D’où la question de la reconnaissance des torts…
Oui. Cependant, s’agissant de la guerre en Ukraine, il faut attendre que les faits soient officiellement qualifiés et les responsables identifiés, cela au nom de la vérité mais aussi pour que les résultats des enquêtes puissent être jugés légitimes par les parties au conflit.
C’est pourquoi il est préférable de discuter de la reconnaissance des torts sans faire référence à ce conflit.
Le verbe « reconnaître » a plusieurs sens. Celui qui convient ici est « avouer, confesser ». Il a une valeur plus forte que le fait d’« admettre pour vrai après avoir nié ou douté », qui est présent dans la locution « Il faut reconnaître que » (5). Dans les deux cas, toutefois, reconnaître quelque chose suppose un interlocuteur. On avoue quelque chose à quelqu’un, on reconnaît son erreur ou ses torts devant quelqu’un.
Des aveux peuvent être extorqués…
Mais alors ce que l’on appelle « reconnaissance des torts » perd de sa substance. Au sens fort, cette notion suppose un engagement à l’égard de la vérité. La personne qui reconnaît ses torts reconnaît l’importance de la vérité et d’une autorité qui est susceptible de la juger. Comme la confiance, qui suppose d’accepter de dépendre d’autrui (6), la reconnaissance des torts implique que l’on s’en remet au jugement d’autrui. Cette idée a été exprimée par Michel Foucault à propos de la parrêsia.
Pouvez-vous préciser ce mot ?
Le mot parrêsia désigne le « tout-dire », le fait de dire tout ce que l’on pense, ce qui est plus que l’aveu des fautes ou des péchés (7).

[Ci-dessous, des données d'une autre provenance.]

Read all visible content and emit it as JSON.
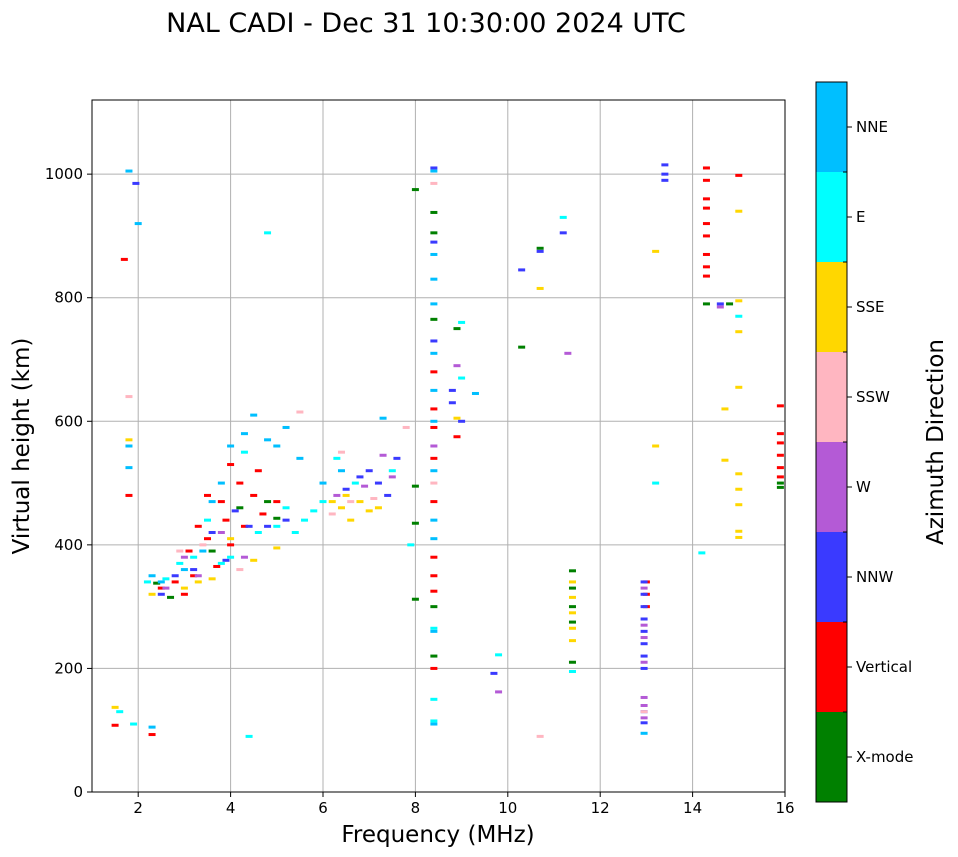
{
  "chart_data": {
    "type": "scatter",
    "title": "NAL CADI - Dec 31 10:30:00 2024 UTC",
    "xlabel": "Frequency (MHz)",
    "ylabel": "Virtual height (km)",
    "xlim": [
      1,
      16
    ],
    "ylim": [
      0,
      1120
    ],
    "xticks": [
      2,
      4,
      6,
      8,
      10,
      12,
      14,
      16
    ],
    "yticks": [
      0,
      200,
      400,
      600,
      800,
      1000
    ],
    "grid": true,
    "colorbar": {
      "label": "Azimuth Direction",
      "categories": [
        {
          "name": "X-mode",
          "color": "#008000"
        },
        {
          "name": "Vertical",
          "color": "#ff0000"
        },
        {
          "name": "NNW",
          "color": "#3a3aff"
        },
        {
          "name": "W",
          "color": "#b45ad6"
        },
        {
          "name": "SSW",
          "color": "#ffb6c1"
        },
        {
          "name": "SSE",
          "color": "#ffd700"
        },
        {
          "name": "E",
          "color": "#00ffff"
        },
        {
          "name": "NNE",
          "color": "#00bfff"
        }
      ]
    },
    "series": [
      {
        "name": "X-mode",
        "points": [
          [
            2.4,
            338
          ],
          [
            2.7,
            315
          ],
          [
            3.6,
            390
          ],
          [
            4.2,
            460
          ],
          [
            4.8,
            470
          ],
          [
            5.0,
            443
          ],
          [
            8.0,
            975
          ],
          [
            8.0,
            495
          ],
          [
            8.0,
            435
          ],
          [
            8.0,
            312
          ],
          [
            8.4,
            938
          ],
          [
            8.4,
            905
          ],
          [
            8.4,
            765
          ],
          [
            8.4,
            300
          ],
          [
            8.4,
            220
          ],
          [
            8.9,
            750
          ],
          [
            10.3,
            720
          ],
          [
            10.7,
            880
          ],
          [
            11.4,
            358
          ],
          [
            11.4,
            330
          ],
          [
            11.4,
            300
          ],
          [
            11.4,
            275
          ],
          [
            11.4,
            210
          ],
          [
            14.3,
            790
          ],
          [
            14.8,
            790
          ],
          [
            15.9,
            500
          ],
          [
            15.9,
            493
          ]
        ]
      },
      {
        "name": "Vertical",
        "points": [
          [
            1.7,
            862
          ],
          [
            1.8,
            480
          ],
          [
            2.5,
            330
          ],
          [
            2.8,
            340
          ],
          [
            3.0,
            320
          ],
          [
            3.1,
            390
          ],
          [
            3.2,
            350
          ],
          [
            3.3,
            430
          ],
          [
            3.5,
            410
          ],
          [
            3.5,
            480
          ],
          [
            3.7,
            365
          ],
          [
            3.8,
            470
          ],
          [
            3.9,
            440
          ],
          [
            4.0,
            530
          ],
          [
            4.0,
            400
          ],
          [
            4.2,
            500
          ],
          [
            4.3,
            430
          ],
          [
            4.5,
            480
          ],
          [
            4.6,
            520
          ],
          [
            4.7,
            450
          ],
          [
            5.0,
            470
          ],
          [
            1.5,
            108
          ],
          [
            2.3,
            93
          ],
          [
            8.4,
            680
          ],
          [
            8.4,
            620
          ],
          [
            8.4,
            590
          ],
          [
            8.4,
            540
          ],
          [
            8.4,
            470
          ],
          [
            8.4,
            380
          ],
          [
            8.4,
            350
          ],
          [
            8.4,
            325
          ],
          [
            8.4,
            200
          ],
          [
            8.9,
            575
          ],
          [
            13.0,
            340
          ],
          [
            13.0,
            320
          ],
          [
            13.0,
            300
          ],
          [
            14.3,
            1010
          ],
          [
            14.3,
            990
          ],
          [
            14.3,
            960
          ],
          [
            14.3,
            945
          ],
          [
            14.3,
            920
          ],
          [
            14.3,
            900
          ],
          [
            14.3,
            870
          ],
          [
            14.3,
            850
          ],
          [
            14.3,
            835
          ],
          [
            15.0,
            998
          ],
          [
            15.9,
            625
          ],
          [
            15.9,
            580
          ],
          [
            15.9,
            565
          ],
          [
            15.9,
            545
          ],
          [
            15.9,
            525
          ],
          [
            15.9,
            510
          ]
        ]
      },
      {
        "name": "NNW",
        "points": [
          [
            1.95,
            985
          ],
          [
            2.5,
            320
          ],
          [
            2.8,
            350
          ],
          [
            3.2,
            360
          ],
          [
            3.6,
            420
          ],
          [
            3.9,
            375
          ],
          [
            4.1,
            455
          ],
          [
            4.4,
            430
          ],
          [
            4.8,
            430
          ],
          [
            5.2,
            440
          ],
          [
            6.5,
            490
          ],
          [
            6.8,
            510
          ],
          [
            7.0,
            520
          ],
          [
            7.2,
            500
          ],
          [
            7.4,
            480
          ],
          [
            7.6,
            540
          ],
          [
            8.4,
            1010
          ],
          [
            8.4,
            890
          ],
          [
            8.4,
            730
          ],
          [
            8.8,
            630
          ],
          [
            8.8,
            650
          ],
          [
            9.0,
            600
          ],
          [
            9.7,
            192
          ],
          [
            10.3,
            845
          ],
          [
            10.7,
            875
          ],
          [
            11.2,
            905
          ],
          [
            12.95,
            340
          ],
          [
            12.95,
            320
          ],
          [
            12.95,
            300
          ],
          [
            12.95,
            280
          ],
          [
            12.95,
            260
          ],
          [
            12.95,
            240
          ],
          [
            12.95,
            220
          ],
          [
            12.95,
            200
          ],
          [
            12.95,
            130
          ],
          [
            12.95,
            112
          ],
          [
            13.4,
            1015
          ],
          [
            13.4,
            1000
          ],
          [
            13.4,
            990
          ],
          [
            14.6,
            790
          ]
        ]
      },
      {
        "name": "W",
        "points": [
          [
            2.6,
            330
          ],
          [
            3.0,
            380
          ],
          [
            3.3,
            350
          ],
          [
            3.8,
            420
          ],
          [
            4.3,
            380
          ],
          [
            6.3,
            480
          ],
          [
            6.9,
            495
          ],
          [
            7.3,
            545
          ],
          [
            7.5,
            510
          ],
          [
            8.4,
            560
          ],
          [
            8.9,
            690
          ],
          [
            9.8,
            162
          ],
          [
            11.3,
            710
          ],
          [
            12.95,
            330
          ],
          [
            12.95,
            270
          ],
          [
            12.95,
            250
          ],
          [
            12.95,
            210
          ],
          [
            12.95,
            153
          ],
          [
            12.95,
            140
          ],
          [
            12.95,
            120
          ],
          [
            14.6,
            785
          ]
        ]
      },
      {
        "name": "SSW",
        "points": [
          [
            1.8,
            640
          ],
          [
            2.9,
            390
          ],
          [
            3.4,
            400
          ],
          [
            4.2,
            360
          ],
          [
            5.5,
            615
          ],
          [
            6.2,
            450
          ],
          [
            6.4,
            550
          ],
          [
            6.6,
            470
          ],
          [
            7.1,
            475
          ],
          [
            7.8,
            590
          ],
          [
            8.4,
            985
          ],
          [
            8.4,
            500
          ],
          [
            10.7,
            90
          ],
          [
            12.95,
            130
          ]
        ]
      },
      {
        "name": "SSE",
        "points": [
          [
            1.5,
            137
          ],
          [
            1.8,
            570
          ],
          [
            2.3,
            320
          ],
          [
            3.0,
            330
          ],
          [
            3.3,
            340
          ],
          [
            3.6,
            345
          ],
          [
            4.0,
            410
          ],
          [
            4.5,
            375
          ],
          [
            5.0,
            395
          ],
          [
            6.2,
            470
          ],
          [
            6.4,
            460
          ],
          [
            6.5,
            480
          ],
          [
            6.6,
            440
          ],
          [
            6.8,
            470
          ],
          [
            7.0,
            455
          ],
          [
            7.2,
            460
          ],
          [
            8.9,
            605
          ],
          [
            10.7,
            815
          ],
          [
            11.4,
            340
          ],
          [
            11.4,
            315
          ],
          [
            11.4,
            290
          ],
          [
            11.4,
            265
          ],
          [
            11.4,
            245
          ],
          [
            13.2,
            875
          ],
          [
            13.2,
            560
          ],
          [
            14.7,
            620
          ],
          [
            14.7,
            537
          ],
          [
            15.0,
            940
          ],
          [
            15.0,
            795
          ],
          [
            15.0,
            745
          ],
          [
            15.0,
            655
          ],
          [
            15.0,
            515
          ],
          [
            15.0,
            490
          ],
          [
            15.0,
            465
          ],
          [
            15.0,
            422
          ],
          [
            15.0,
            412
          ]
        ]
      },
      {
        "name": "E",
        "points": [
          [
            1.6,
            130
          ],
          [
            1.9,
            110
          ],
          [
            2.2,
            340
          ],
          [
            2.6,
            345
          ],
          [
            2.9,
            370
          ],
          [
            3.2,
            380
          ],
          [
            3.5,
            440
          ],
          [
            3.8,
            370
          ],
          [
            4.0,
            380
          ],
          [
            4.3,
            550
          ],
          [
            4.6,
            420
          ],
          [
            4.8,
            905
          ],
          [
            5.0,
            430
          ],
          [
            5.2,
            460
          ],
          [
            5.4,
            420
          ],
          [
            5.6,
            440
          ],
          [
            5.8,
            455
          ],
          [
            6.0,
            470
          ],
          [
            6.3,
            540
          ],
          [
            6.7,
            500
          ],
          [
            7.5,
            520
          ],
          [
            7.9,
            400
          ],
          [
            8.4,
            265
          ],
          [
            8.4,
            150
          ],
          [
            8.4,
            115
          ],
          [
            9.0,
            760
          ],
          [
            9.0,
            670
          ],
          [
            9.8,
            222
          ],
          [
            11.2,
            930
          ],
          [
            11.4,
            195
          ],
          [
            13.2,
            500
          ],
          [
            14.2,
            387
          ],
          [
            15.0,
            770
          ],
          [
            4.4,
            90
          ]
        ]
      },
      {
        "name": "NNE",
        "points": [
          [
            1.8,
            1005
          ],
          [
            1.8,
            560
          ],
          [
            1.8,
            525
          ],
          [
            2.0,
            920
          ],
          [
            2.3,
            350
          ],
          [
            2.5,
            340
          ],
          [
            3.0,
            360
          ],
          [
            3.4,
            390
          ],
          [
            3.6,
            470
          ],
          [
            3.8,
            500
          ],
          [
            4.0,
            560
          ],
          [
            4.3,
            580
          ],
          [
            4.5,
            610
          ],
          [
            4.8,
            570
          ],
          [
            5.0,
            560
          ],
          [
            5.2,
            590
          ],
          [
            5.5,
            540
          ],
          [
            6.0,
            500
          ],
          [
            6.4,
            520
          ],
          [
            7.3,
            605
          ],
          [
            8.4,
            1005
          ],
          [
            8.4,
            870
          ],
          [
            8.4,
            830
          ],
          [
            8.4,
            790
          ],
          [
            8.4,
            710
          ],
          [
            8.4,
            650
          ],
          [
            8.4,
            600
          ],
          [
            8.4,
            520
          ],
          [
            8.4,
            440
          ],
          [
            8.4,
            410
          ],
          [
            8.4,
            260
          ],
          [
            8.4,
            110
          ],
          [
            9.3,
            645
          ],
          [
            12.95,
            95
          ],
          [
            2.3,
            105
          ]
        ]
      }
    ]
  }
}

Foucault propose cinq caractéristiques qui permettent de distinguer la parrêsia de l’ouverture d’esprit, du propos d’un professeur qui explique tout à ses élèves et d’autres situations où l’on dit la vérité. Un trait important est que celui qui parle doit être en situation d’infériorité par rapport à celui qui l’écoute. Foucault explique que les criminels qui avouent leurs crimes sous la contrainte n’utilisent pas la parrêsia. Mais, dit-il, « lorsque volontairement, faisant usage de leur liberté, ils décident de dire la vérité sur ce qu’ils ont fait, et qu’ils sont dans une situation où celui à qui ils ont fait cet aveu est en mesure de les punir ou d’exercer en quelque sorte une vengeance contre eux, dans ce cas il y a parrêsia ». Il faut en outre qu’ils agissent « en raison d’un certain devoir moral ».
Voici une manière de comprendre le fait de reconnaître ses torts. Il y en a d’autres, moins sincères, moins risquées, moins fondées sur le devoir, moins humbles. Mais celle que nous avons décrite – et qui, point essentiel, est utilisable par les différentes parties à un conflit, chacune reconnaissant ses torts – peut déboucher non seulement sur la paix, mais aussi sur la réconciliation.
(1) « Bucha shows the ‘cruel face’ of Russian army, says EU’s chief », Reuters, 8 avril 2022. Ma traduction.
(2) Voir « Attaque de la gare de Kramatorsk: Macron dénonce une attaque ‘abominable’ contre des civils », BFMTV, 8 avril 2022.
(3) « Bucha shows the ‘cruel face’… », op. cit. Ma traduction.
(4) Voir « Les forces ukrainiennes accusées d’exactions envers des soldats russes », Le Monde, 8 avril 2022, et « Des images montrent des soldats ukrainiens achevant des militaires russes », Le Figaro, 7 avril 2022.
(5) Dictionnaire historique de la langue française Le Robert, 4ème édition, 2010.
(6) « Faire confiance à une personne, c’est se placer dans un état de dépendance, ou prolonger un état de dépendance, à l’égard de la compétence et de la bonne volonté de cette personne » (Annette Baier, « Confiance », in M. Canto-Sperber (dir.), Dictionnaire d’éthique et de philosophie morale, Paris, PUF, 1996).(7) M. Foucault, Discours et vérité, précédé de La parrêsia, Vrin, Philosophie du présent, 2016. Les citations proviennent de la conférence donnée le 24 octobre 1983 à l’Université de Californie à Berkeley.